PETA is routinely the target of such criticism—and make no mistake—in most cases the organization has taken every step possible to ensure it will be put in that position. The brains over at PETA are masters at doing whatever it takes to bring the vegan discussion to as wide an audience as possible (and I’m telling you from personal experience, there are some highly intelligent employees in the organization). Yes, that means there will be almost naked ladies wearing lettuce leaves serving veggie hot dogs in Times Square; and celebs wielding undercover footage showing egregious animal abuse; and outrageous anti-fur campaigns in the dead of winter in hopes of making people ditch their coats and walk home freezing, but with a clear conscience. And it means discussing autism and the possible connection to dairy products.

Did PETA stoop to a new low? Probably. Until the next one. But why do we even care? Is that reaction going to cure autism? Is it going to magically make dairy products pristine and pure and a categorically healthy choice for everyone?

I don’t need to answer those last few questions because we already know the answers.

Autism isn’t going to be cured overnight.

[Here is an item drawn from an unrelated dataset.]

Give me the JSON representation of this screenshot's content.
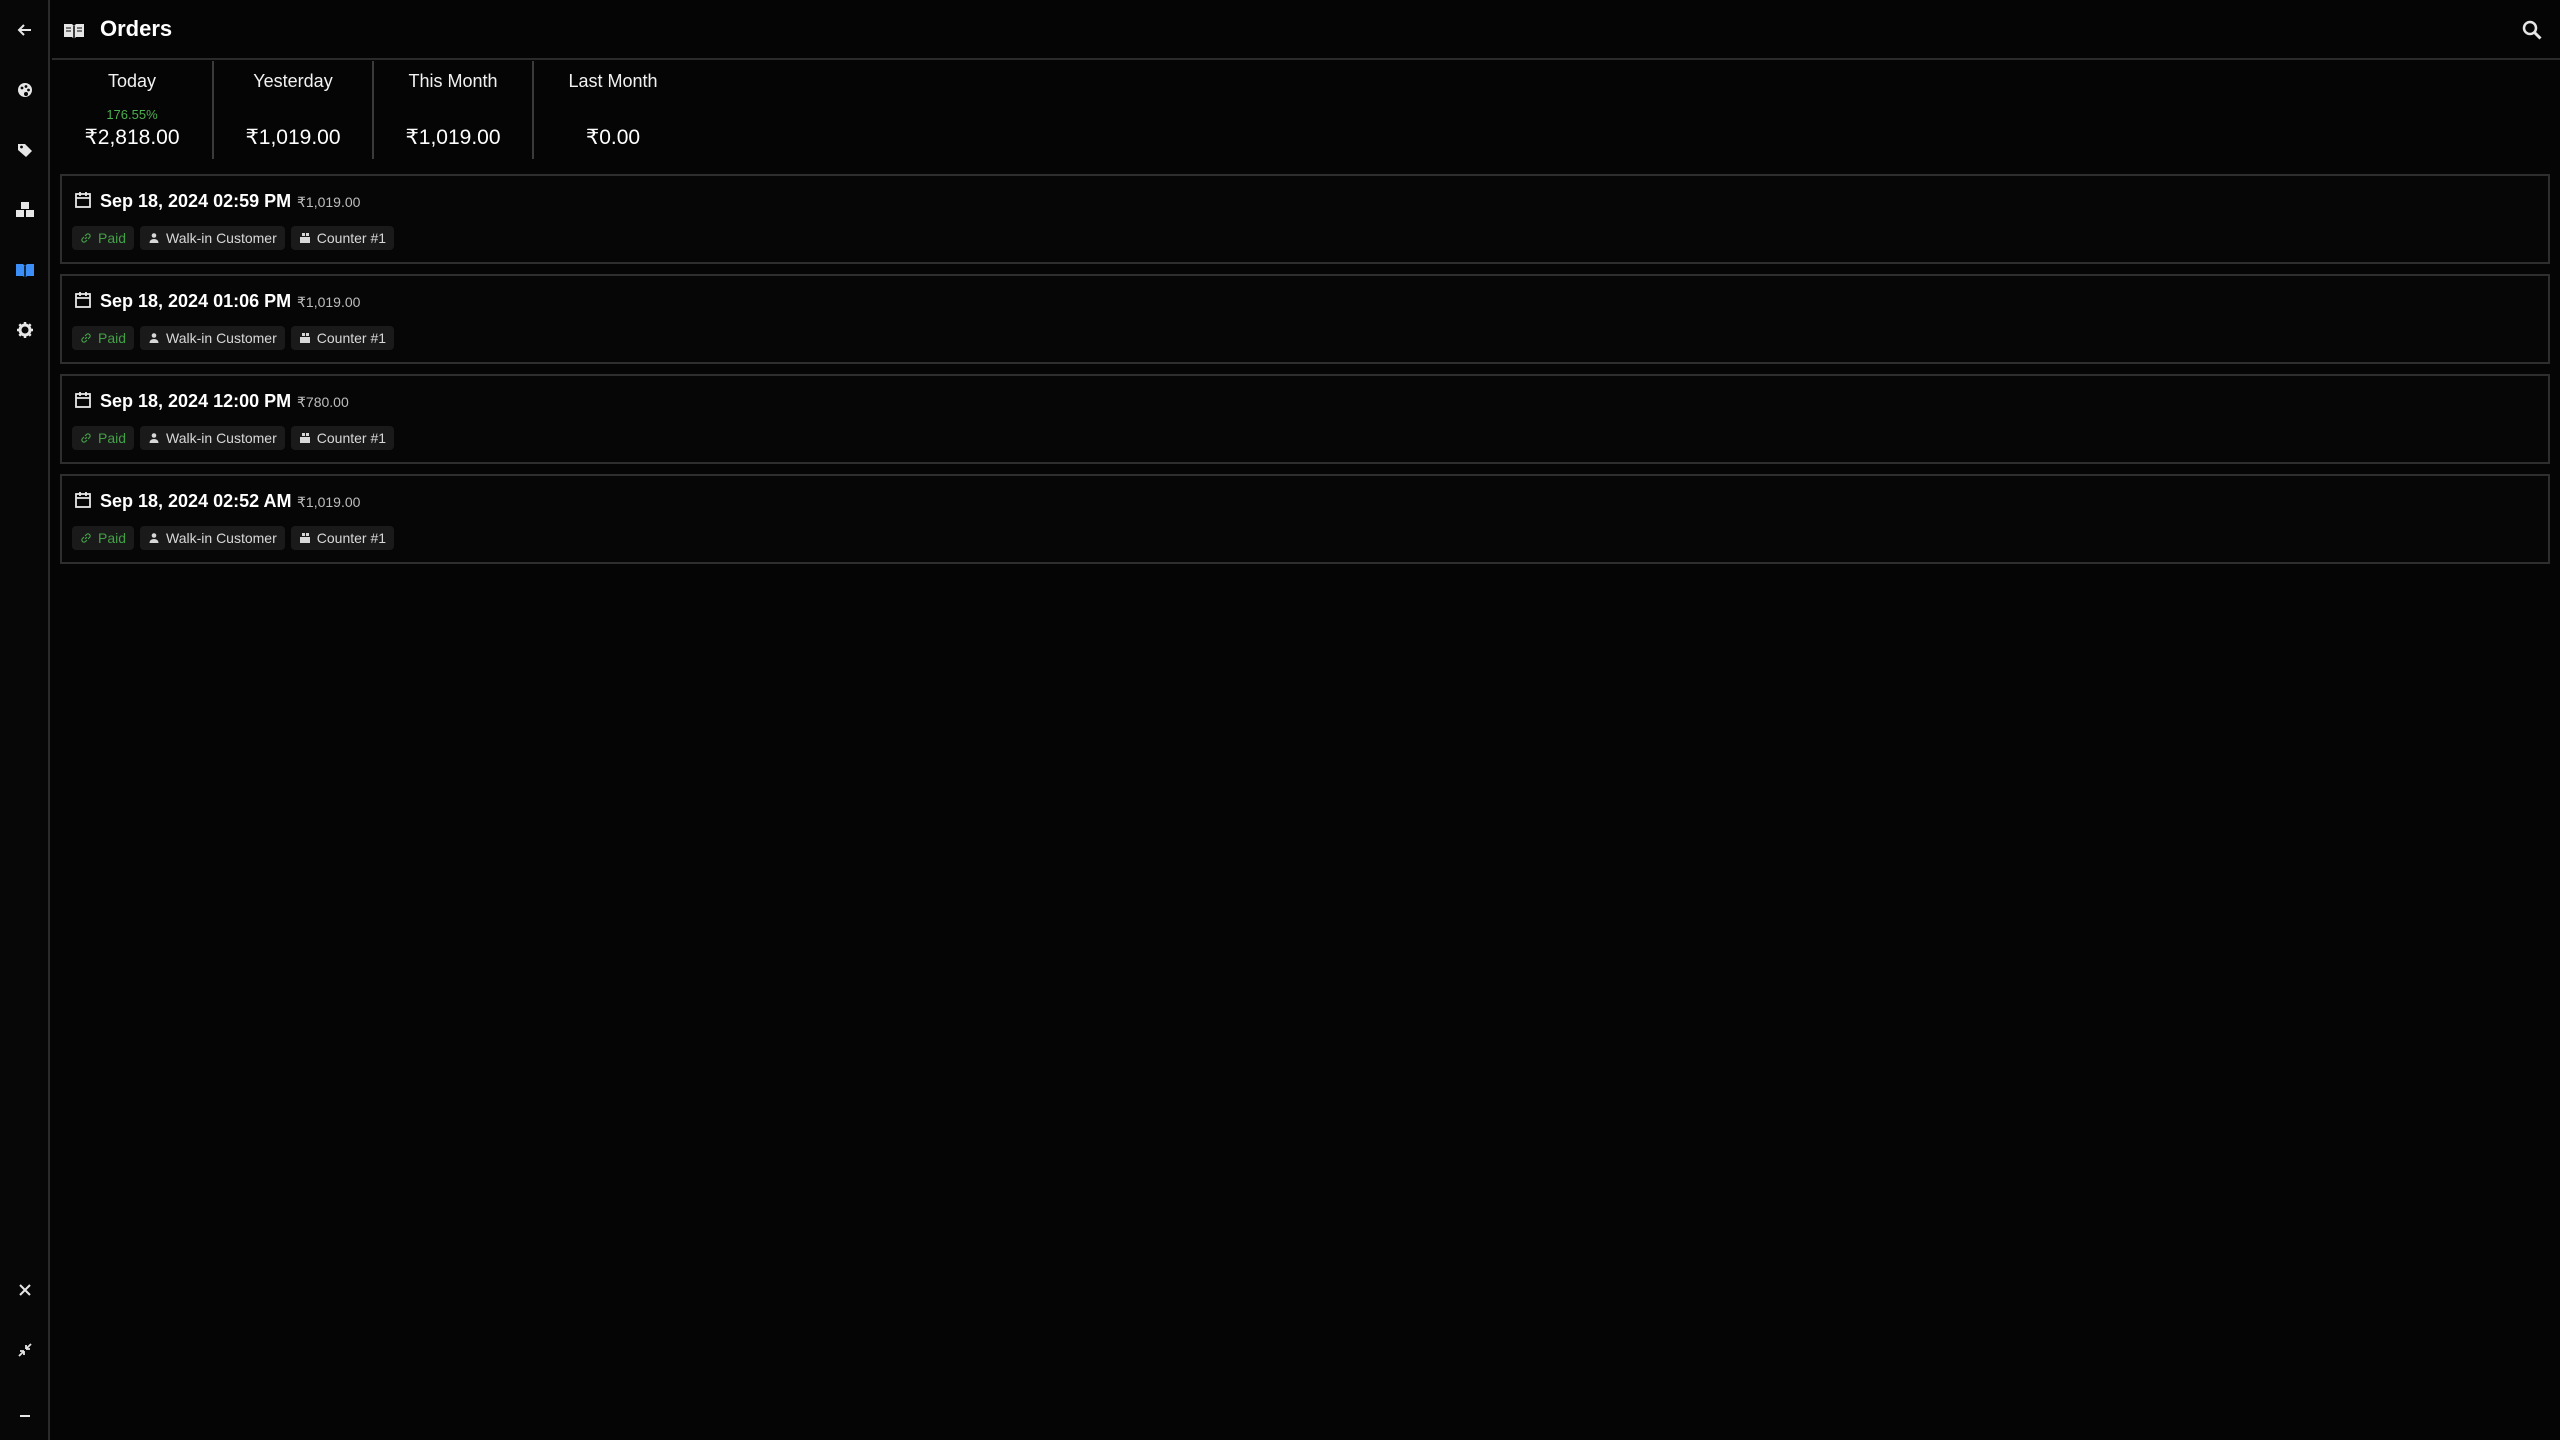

And we’re not going to see the widespread animal abuse, misuse of antibiotics and growth hormones removed from the dairy industry overnight either.

What PETA reminds us is that what we eat is really important, whether we eat dairy products or not. And in most cases, we simply don’t know enough about the foods we eat. Because food is no longer just plain old food. It’s the chemical fertilizers in the soil and the pesticides and the GMOs and hormones fed to animals and the food coloring and flavor enhancers and sugars and artificial sugars and the plastic in the bottles and packages food comes in. Much of our food is a process, part of a system where so many factors need to be considered. Will we find the cause or cure for autism there? We’ll never know unless we all agree it’s time to look, whether we’re vegan or not.